CONVERSION, TENDER AND VOTING AGREEMENT

THIS CONVERSION, TENDER AND VOTING AGREEMENT (this “ Agreement ”), dated as of January 20, 2007, is made and entered into by and among QinetiQ North America Operations, LLC, a Delaware limited liability company (“ Parent ”), Apollo Merger Sub Inc., a Delaware corporation and a wholly owned subsidiary of Parent (“ Merger Sub ”, and together with Parent, the “ Buyer Parties ”), Analex Corporation, a Delaware corporation (the “ Company ”), and the persons listed on Schedule I hereto (collectively, the “ Security Holders ”).

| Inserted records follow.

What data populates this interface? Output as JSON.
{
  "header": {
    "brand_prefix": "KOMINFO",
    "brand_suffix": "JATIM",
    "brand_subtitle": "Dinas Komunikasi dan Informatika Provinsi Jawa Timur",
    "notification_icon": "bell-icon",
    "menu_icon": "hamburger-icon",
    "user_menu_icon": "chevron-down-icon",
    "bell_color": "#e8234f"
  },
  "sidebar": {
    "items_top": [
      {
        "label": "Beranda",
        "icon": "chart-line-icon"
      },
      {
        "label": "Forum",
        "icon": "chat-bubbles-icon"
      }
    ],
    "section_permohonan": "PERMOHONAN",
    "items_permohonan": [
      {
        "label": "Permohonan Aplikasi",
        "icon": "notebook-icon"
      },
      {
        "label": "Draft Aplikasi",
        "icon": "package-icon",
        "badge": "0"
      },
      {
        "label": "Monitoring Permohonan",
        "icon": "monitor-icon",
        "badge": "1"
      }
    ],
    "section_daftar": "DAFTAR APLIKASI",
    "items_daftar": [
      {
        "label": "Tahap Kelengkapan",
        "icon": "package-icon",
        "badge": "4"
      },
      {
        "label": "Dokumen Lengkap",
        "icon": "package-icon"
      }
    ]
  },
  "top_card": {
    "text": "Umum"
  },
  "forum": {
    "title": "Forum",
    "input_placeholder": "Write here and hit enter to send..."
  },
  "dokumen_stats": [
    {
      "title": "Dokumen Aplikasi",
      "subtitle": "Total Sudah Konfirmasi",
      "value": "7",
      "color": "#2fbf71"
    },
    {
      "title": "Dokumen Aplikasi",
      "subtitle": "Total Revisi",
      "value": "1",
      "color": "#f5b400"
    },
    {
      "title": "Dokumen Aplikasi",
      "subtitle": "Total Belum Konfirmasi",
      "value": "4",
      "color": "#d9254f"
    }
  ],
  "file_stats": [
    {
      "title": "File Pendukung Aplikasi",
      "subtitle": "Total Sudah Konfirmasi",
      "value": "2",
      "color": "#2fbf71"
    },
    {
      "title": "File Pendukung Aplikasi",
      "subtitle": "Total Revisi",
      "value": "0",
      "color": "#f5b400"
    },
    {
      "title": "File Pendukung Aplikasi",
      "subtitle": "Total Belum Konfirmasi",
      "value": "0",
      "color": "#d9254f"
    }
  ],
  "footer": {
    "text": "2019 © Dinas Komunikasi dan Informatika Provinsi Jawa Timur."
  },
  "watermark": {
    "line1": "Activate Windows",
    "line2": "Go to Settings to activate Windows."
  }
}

WHEREAS, simultaneously with the execution and delivery of this Agreement, Parent, Merger Sub and the Company have entered into an Agreement and Plan of Merger, dated as of the date hereof (as it may be amended from time to time, the “ Merger Agreement ”), pursuant to which (a) Merger Sub will make a cash tender offer for all of the outstanding shares of the Company’s common stock, par value $0.02 per share (the “ Common Stock ”), subject to the terms and conditions of the Merger Agreement (such offer as it may be amended from time to time as permitted under the Merger Agreement, the “ Offer ”), and (b) Merger Sub will be merged with and into the Company (the “ Merger ”);

WHEREAS, in connection with the Offer and the Merger, and subject to the terms and conditions of this Agreement, each Security Holder has irrevocably agreed to (i) convert, effective as of the Expiration Date, (A) each such Security Holder’s convertible secured subordinated promissory notes issued by the Company on December 9, 2003 (“ Series A Notes ” and collectively with the Series A Preferred and Series B Preferred, the “ Convertible Instruments ”) into shares of Series A Preferred and (B) each such Security Holder’s Series A Preferred and Series B Preferred (including any Series A Preferred issued upon conversion of the Series A Notes) of the Company into shares of Common Stock, (ii) tender such Common Stock (including any Common Stock acquired upon conversion or exercise, as applicable, of the Convertible Instruments) in response to the Offer, and (iii) vote such Convertible Instruments and/or Common Stock, as applicable, in favor of the Merger and against any Acquisition Proposal;

WHEREAS, in connection with the Offer and the Merger, and subject to the terms and conditions of this Agreement, each Security Holder has agreed to convert for cash each such Security Holder’s Series A Common Stock Warrants (“ Series A Warrants ”) and Series B Common Stock Warrants (“ Series B Warrants ”), as described in Section 5.2(b)(ii) of the Company Disclosure Schedule (collectively, the “Company Warrants”);

WHEREAS, as an inducement to Buyer Parties to enter into the Merger Agreement and incur the obligations set forth therein, Buyer Parties require each Security Holder to enter into this Agreement, and each Security Holder desires to enter into this Agreement; and

WHEREAS, capitalized terms used herein and not defined shall have the meanings specified in the Merger Agreement.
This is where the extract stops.